Wonder Woman #15
Once upon a time, there was a writer named Greg Rucka who was pretty much the architect of what was best in DC Comics. He knew their characters, their lore, their themes, and their mythos. DC Comics acknowledged this even within the story of their own comics, and then something went wrong and terrible things happened: Greg Rucka left DC Comics, and then DC Comics unleashed the nu52.
Greg Rucka started telling amazing stories elsewhere – Lazarus and Stumptown and Veil and Black Magick. He did some writing for video games – Syphon Filter and AR-K – and then combined both mediums with Dragon Age: Magekiller. DC Comics, meanwhile, lost one if five of their readers over the first year of the nu52, and those numbers never really got better. They learned as they were dying, though.

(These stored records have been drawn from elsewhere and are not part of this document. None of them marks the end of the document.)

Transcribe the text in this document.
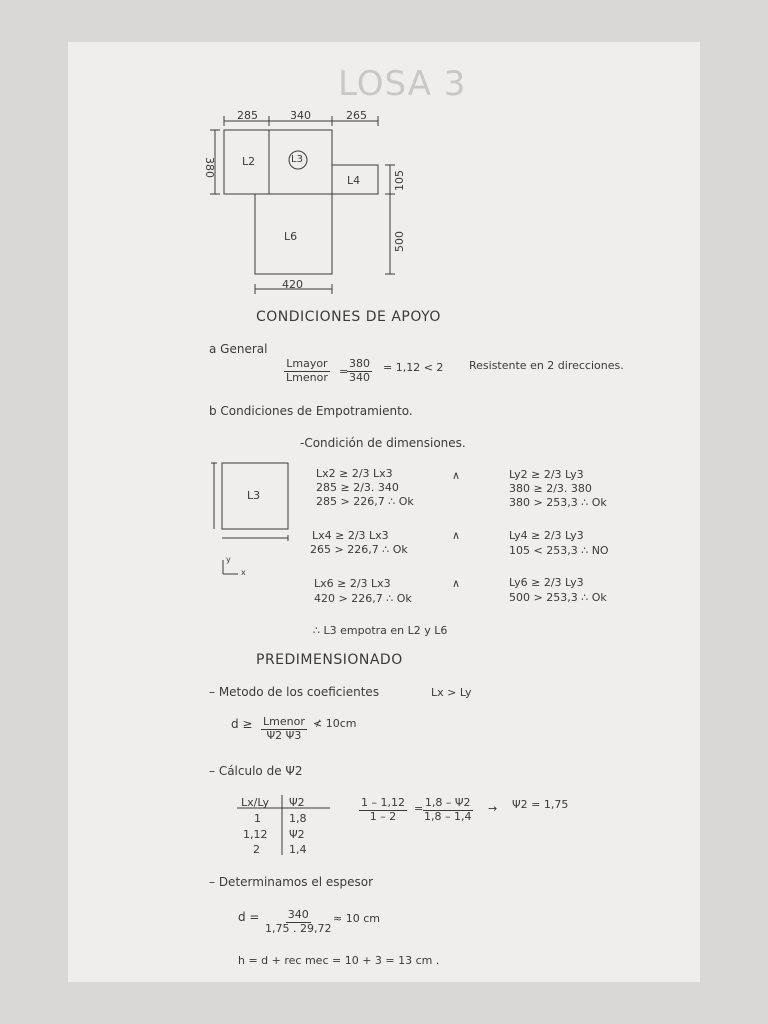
LOSA 3
285	340	265
380
105
500
420
L2	L3
L4
L6
CONDICIONES DE APOYO
a General
Lmayor
Lmenor =
$\frac{380}{340} = 1,12 < 2$ Resistente en 2 direcciones.
b Condiciones de Empotramiento.
-Condición de dimensiones.
L3
y
x
Lx2 ≥ 2/3 Lx3
285 ≥ 2/3. 340
285 > 226,7 ∴ Ok
∧	Ly2 ≥ 2/3 Ly3
380 ≥ 2/3. 380
380 > 253,3 ∴ Ok
Lx4 ≥ 2/3 Lx3
265 > 226,7 ∴ Ok
∧	Ly4 ≥ 2/3 Ly3
105 < 253,3 ∴ NO
Lx6 ≥ 2/3 Lx3
420 > 226,7 ∴ Ok
∧	Ly6 ≥ 2/3 Ly3
500 > 253,3 ∴ Ok
∴ L3 empotra en L2 y L6
PREDIMENSIONADO
– Metodo de los coeficientes	Lx > Ly
d ≥ Lmenor
Ψ2 Ψ3
≮ 10cm
– Cálculo de Ψ2
Lx/Ly Ψ2
1	1,8
1,12 Ψ2
2	1,4
$\frac{1 - 1,12}{1 - 2}$ =
$\frac{1,8 - \Psi 2}{1,8 - 1,4} \to \Psi 2 = 1,75$
– Determinamos el espesor
$d = \frac{340}{1,75 . 29,72} \approx 10$ cm
h = d + rec mec = 10 + 3 = 13 cm .
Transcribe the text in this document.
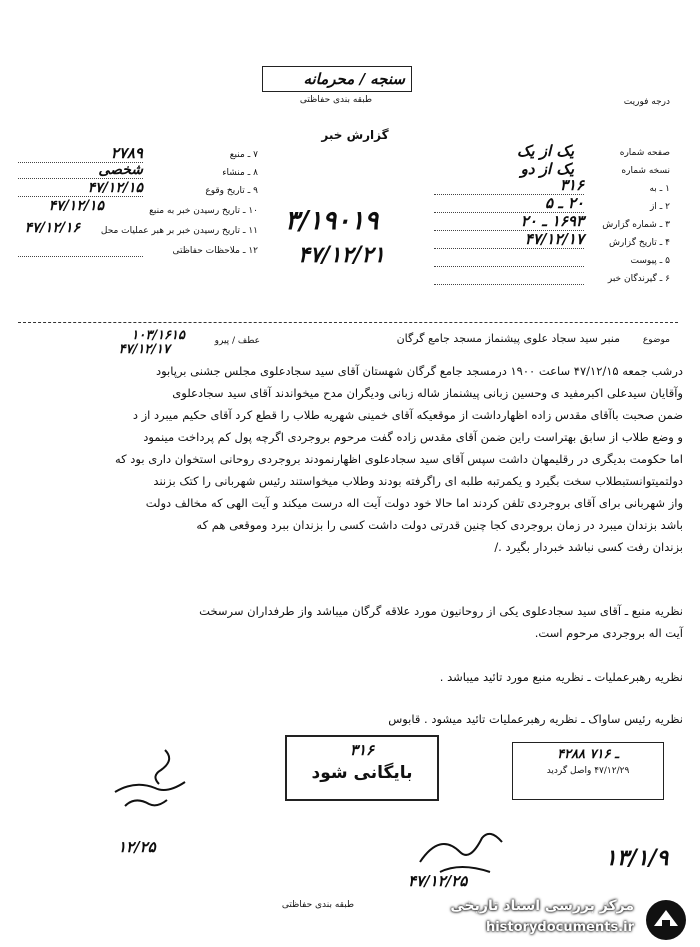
سنجه / محرمانه
طبقه بندی حفاظتی	درجه فوریت
گزارش خبر
صفحه شماره
یک از یک
نسخه شماره
یک از دو
۱ ـ به
۳۱۶
۲ ـ از
۲۰ ـ ۵
۳ ـ شماره گزارش
۱۶۹۳ ـ ۲۰
۴ ـ تاریخ گزارش
۴۷/۱۲/۱۷
۵ ـ پیوست
۶ ـ گیرندگان خبر
۷ ـ منبع
۲۷۸۹
۸ ـ منشاء
شخصی
۹ ـ تاریخ وقوع
۴۷/۱۲/۱۵
۱۰ ـ تاریخ رسیدن خبر به منبع
۴۷/۱۲/۱۵
۱۱ ـ تاریخ رسیدن خبر بر هبر عملیات محل
۴۷/۱۲/۱۶
۱۲ ـ ملاحظات حفاظتی
۳/۱۹۰۱۹
۴۷/۱۲/۲۱
موضوع
منبر سید سجاد علوی پیشنماز مسجد جامع گرگان
عطف / پیرو
۱۰۳/۱۶۱۵
۴۷/۱۲/۱۷
درشب جمعه ۴۷/۱۲/۱۵ ساعت ۱۹۰۰ درمسجد جامع گرگان شهستان آقای سید سجادعلوی مجلس جشنی برپابود
وآقایان سیدعلی اکبرمفید ی وحسین زبانی پیشنماز شاله زبانی ودیگران مدح میخواندند آقای سید سجادعلوی
ضمن صحبت باآقای مقدس زاده اظهارداشت از موقعیکه آقای خمینی شهریه طلاب را قطع کرد آقای حکیم میبرد از د
و وضع طلاب از سابق بهتراست راین ضمن آقای مقدس زاده گفت مرحوم بروجردی اگرچه پول کم پرداخت مینمود
اما حکومت بدیگری در رقلیمهان داشت سپس آقای سید سجادعلوی اظهارنمودند بروجردی روحانی استخوان داری بود که
دولتمیتوانستبطلاب سخت بگیرد و یکمرتبه طلبه ای راگرفته بودند وطلاب میخواستند رئیس شهربانی را کتک بزنند
واز شهربانی برای آقای بروجردی تلفن کردند اما حالا خود دولت آیت اله درست میکند و آیت الهی که مخالف دولت
باشد بزندان میبرد در زمان بروجردی کجا چنین قدرتی دولت داشت کسی را بزندان ببرد وموقعی هم که
بزندان رفت کسی نباشد خبردار بگیرد ./
نظریه منبع ـ آقای سید سجادعلوی یکی از روحانیون مورد علاقه گرگان میباشد واز طرفداران سرسخت
آیت اله بروجردی مرحوم است.
نظریه رهبرعملیات ـ نظریه منبع مورد تائید میباشد .
نظریه رئیس ساواک ـ نظریه رهبرعملیات تائید میشود . قابوس
۳۱۶
بایگانی شود
۴۲۸۸ ـ ۷۱۶
۴۷/۱۲/۲۹ واصل گردید
۱۲/۲۵
۴۷/۱۲/۲۵
۱۳/۱/۹
طبقه بندی حفاظتی	مرکز بررسی اسناد تاریخی
historydocuments.ir
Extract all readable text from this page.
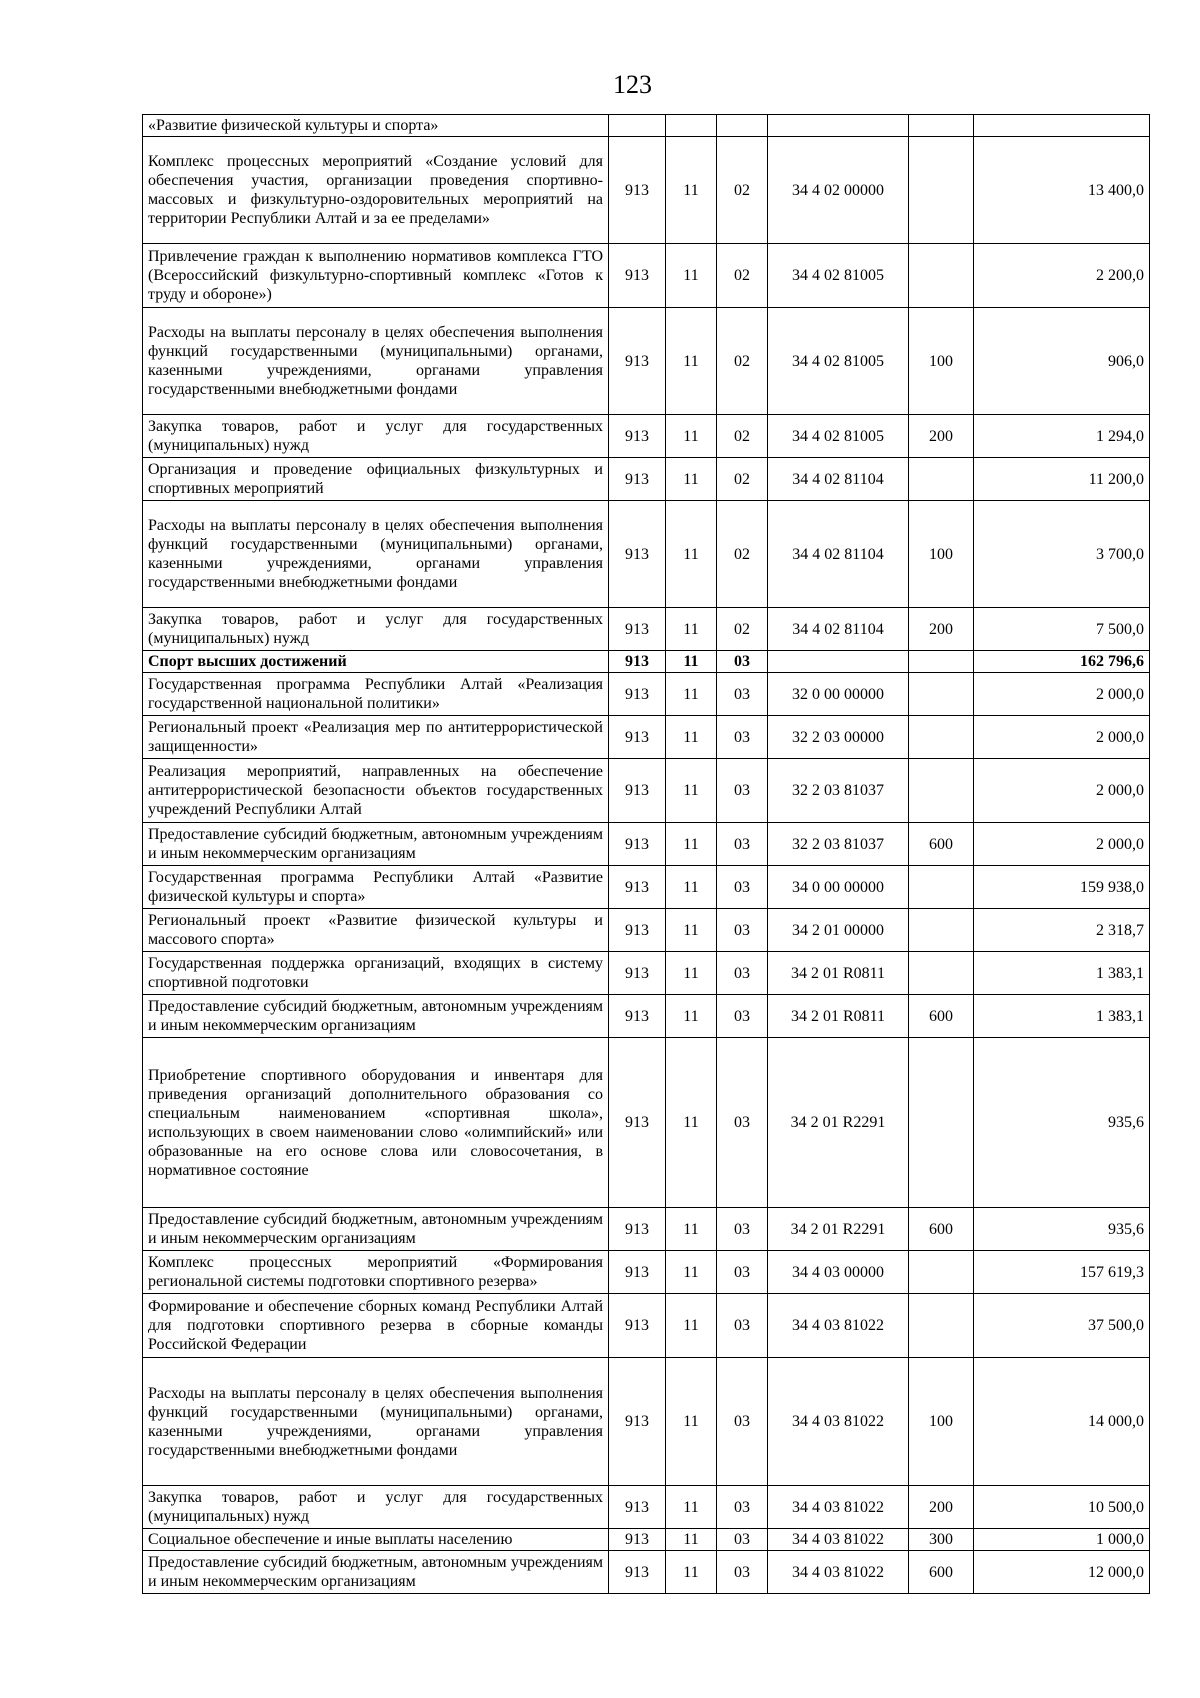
123
«Развитие физической культуры и спорта»						
Комплекс процессных мероприятий «Создание условий для обеспечения участия, организации проведения спортивно-массовых и физкультурно-оздоровительных мероприятий на территории Республики Алтай и за ее пределами»	913	11	02	34 4 02 00000		13 400,0
Привлечение граждан к выполнению нормативов комплекса ГТО (Всероссийский физкультурно-спортивный комплекс «Готов к труду и обороне»)	913	11	02	34 4 02 81005		2 200,0
Расходы на выплаты персоналу в целях обеспечения выполнения функций государственными (муниципальными) органами, казенными учреждениями, органами управления государственными внебюджетными фондами	913	11	02	34 4 02 81005	100	906,0
Закупка товаров, работ и услуг для государственных (муниципальных) нужд	913	11	02	34 4 02 81005	200	1 294,0
Организация и проведение официальных физкультурных и спортивных мероприятий	913	11	02	34 4 02 81104		11 200,0
Расходы на выплаты персоналу в целях обеспечения выполнения функций государственными (муниципальными) органами, казенными учреждениями, органами управления государственными внебюджетными фондами	913	11	02	34 4 02 81104	100	3 700,0
Закупка товаров, работ и услуг для государственных (муниципальных) нужд	913	11	02	34 4 02 81104	200	7 500,0
Спорт высших достижений	913	11	03			162 796,6
Государственная программа Республики Алтай «Реализация государственной национальной политики»	913	11	03	32 0 00 00000		2 000,0
Региональный проект «Реализация мер по антитеррористической защищенности»	913	11	03	32 2 03 00000		2 000,0
Реализация мероприятий, направленных на обеспечение антитеррористической безопасности объектов государственных учреждений Республики Алтай	913	11	03	32 2 03 81037		2 000,0
Предоставление субсидий бюджетным, автономным учреждениям и иным некоммерческим организациям	913	11	03	32 2 03 81037	600	2 000,0
Государственная программа Республики Алтай «Развитие физической культуры и спорта»	913	11	03	34 0 00 00000		159 938,0
Региональный проект «Развитие физической культуры и массового спорта»	913	11	03	34 2 01 00000		2 318,7
Государственная поддержка организаций, входящих в систему спортивной подготовки	913	11	03	34 2 01 R0811		1 383,1
Предоставление субсидий бюджетным, автономным учреждениям и иным некоммерческим организациям	913	11	03	34 2 01 R0811	600	1 383,1
Приобретение спортивного оборудования и инвентаря для приведения организаций дополнительного образования со специальным наименованием «спортивная школа», использующих в своем наименовании слово «олимпийский» или образованные на его основе слова или словосочетания, в нормативное состояние	913	11	03	34 2 01 R2291		935,6
Предоставление субсидий бюджетным, автономным учреждениям и иным некоммерческим организациям	913	11	03	34 2 01 R2291	600	935,6
Комплекс процессных мероприятий «Формирования региональной системы подготовки спортивного резерва»	913	11	03	34 4 03 00000		157 619,3
Формирование и обеспечение сборных команд Республики Алтай для подготовки спортивного резерва в сборные команды Российской Федерации	913	11	03	34 4 03 81022		37 500,0
Расходы на выплаты персоналу в целях обеспечения выполнения функций государственными (муниципальными) органами, казенными учреждениями, органами управления государственными внебюджетными фондами	913	11	03	34 4 03 81022	100	14 000,0
Закупка товаров, работ и услуг для государственных (муниципальных) нужд	913	11	03	34 4 03 81022	200	10 500,0
Социальное обеспечение и иные выплаты населению	913	11	03	34 4 03 81022	300	1 000,0
Предоставление субсидий бюджетным, автономным учреждениям и иным некоммерческим организациям	913	11	03	34 4 03 81022	600	12 000,0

An olive branch was extended.
Rucka returned to do a one-shot for DC Comics, and sometime during that process he somehow ended up writing Wonder Woman following the latest reboot, which has seen DC Comics flirting with their former glory and stories much better suited to them. There's been some exciting happenings, some good comics, and among the best of them is Rucka's take on this comic.
Diana has had some conflicting theories and stories over her long history, as some people have gotten her and what she is about more than others. The core of the character, though, is a recognition of absolute truth tinged with an incredible sense of mercy; she is the purest sort of warrior-philosopher, a literal demi-goddess.
Rucka has had Diana turn that truth inward in recognition of all the people she has been, all the lives and continuities that she has wandered through, and it's making for a complex story that is adding some serious layers to an already complex character. Out of all the characters at DC Comics, Wonder Woman is the one I'd want to write the most, and Greg Rucka is just making me want to write her more.
You really should be reading this, because there's a good chance we'll be looking back on this run the same way we look back on the Dark Knight Returns when it comes to Batman.